The state has got to stop subsidising family court disputes
By Stephen G Anderson LL.B
Why has the state has got to stop subsidising family court disputes? By subsidising family court disputes the state is directly contributing to the adversarial norm of family dispute resolution. It’s also adding to the psychosomatic problems that many children experience when their parents separate.
The most common way in the UK of resolving a dispute as a family unit tends to be through conversation. There can be few cohabiting parents who don’t occasionally have differences of opinion about some aspect of their children’s upbringing. When this happens a conversation will typically help. Both parents get the opportunity to share their views, worries and feelings. and reach an understanding that sits well enough with each of them.
The absurdity of fighting over children in court
We all surely agree that it would be absurd for these parents to go to court? Absurd that they would allow their children to experience them arguing in a court room. Absurd that they would be prepared to spend thousands of pounds of family money on legal fees. Absurd that they started a process that usually takes months not weeks conclude. And absurd that they would prefer a stranger to make a decision for them instead of making their own. Yet that is precisely what tends to happen.

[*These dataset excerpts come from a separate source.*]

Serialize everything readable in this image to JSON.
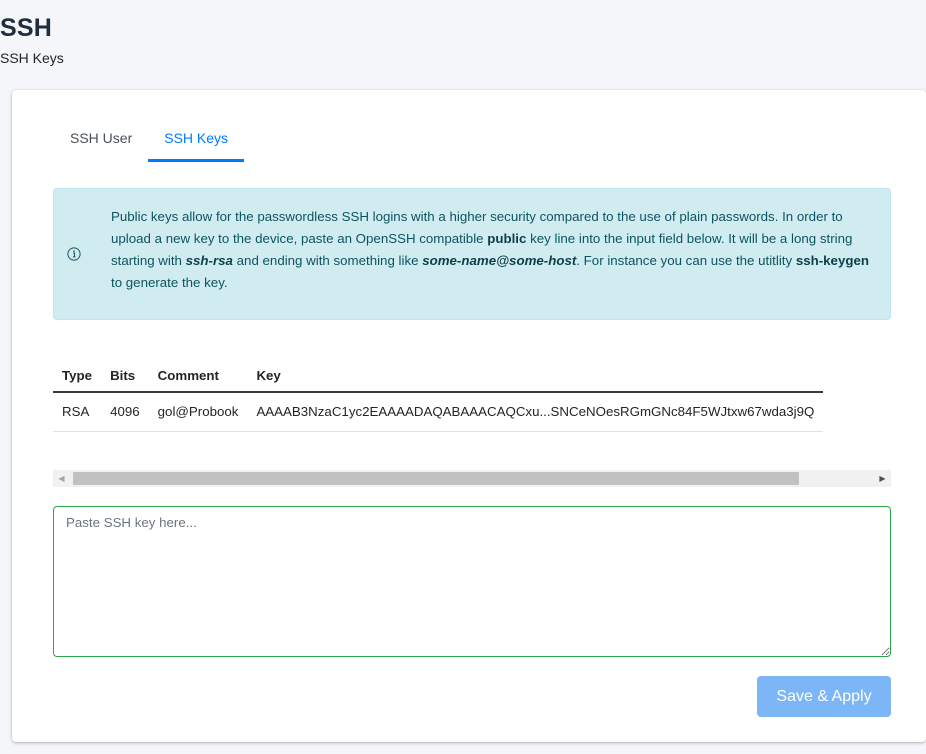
{
  "header": {
    "title": "SSH",
    "subtitle": "SSH Keys"
  },
  "tabs": [
    {
      "label": "SSH User",
      "active": false
    },
    {
      "label": "SSH Keys",
      "active": true
    }
  ],
  "alert": {
    "icon": "info-circle-icon",
    "text_1": "Public keys allow for the passwordless SSH logins with a higher security compared to the use of plain passwords. In order to upload a new key to the device, paste an OpenSSH compatible ",
    "bold_1": "public",
    "text_2": " key line into the input field below. It will be a long string starting with ",
    "bold_2": "ssh-rsa",
    "text_3": " and ending with something like ",
    "bold_3": "some-name@some-host",
    "text_4": ". For instance you can use the utitlity ",
    "bold_4": "ssh-keygen",
    "text_5": " to generate the key."
  },
  "table": {
    "headers": [
      "Type",
      "Bits",
      "Comment",
      "Key"
    ],
    "rows": [
      [
        "RSA",
        "4096",
        "gol@Probook",
        "AAAAB3NzaC1yc2EAAAADAQABAAACAQCxu...SNCeNOesRGmGNc84F5WJtxw67wda3j9Q"
      ]
    ]
  },
  "key_input": {
    "value": "",
    "placeholder": "Paste SSH key here..."
  },
  "save_button": {
    "label": "Save & Apply"
  },
  "colors": {
    "accent": "#007bff",
    "alert_bg": "#d1ecf1",
    "alert_text": "#0c5460",
    "textarea_border": "#28a745",
    "button_bg": "#7cb6f6"
  }
}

Society positively encourages parents to go to court to resolve their differences. Even the government, which has helped to promote the benefits of mediation, subliminally encourages court applications. “How so?” Well, it’s encouraged by the relatively low price an applicant has to pay – £215 – in order to lodge a court application which then secures an almost limitless number of court hours to achieve the outcome.
£215 per applicant cannot not remotely equate to the true cost to taxpayers of running the family courts – the cost of the buildings, the upkeep, running, equipment and materials and the salaries of court staff and judges. Which means that going to court is heavily subsidised. So it’s rather an attractive price when £215 may buy only a couple of hours of mediation or an hour or so of a lawyer’s time (both of which, unlike the court fee, are subject to VAT).
The playing field for mediation is not level
Mediation and legal services are privately run enterprises. They must charge clients in ways which cover the cost of their buildings, salaries etc. Consequently, none can offer services that will provide an outcome for the same price of a court application fee. And the government wonders why parents are still queuing up to go to court instead of getting help to make decisions for themselves.
If the government really wants to encourage parents to use mediation services instead of using court services, they should create a level playing field between the cost of going to court and the cost of the mediation/lawyer alternatives. The cost of making applications to family courts should be increased. Not for those applications for orders for protection, such as injunctions, but for those applications where parents cannot agree their children’s arrangements between them.
We must demand the government to put the price up so that it covers the actual cost to the state and by doing so it will end the acute embarrassment of parental punch ups being subsidised by the state.
I am Stephen G Anderson. I am a professional mediator.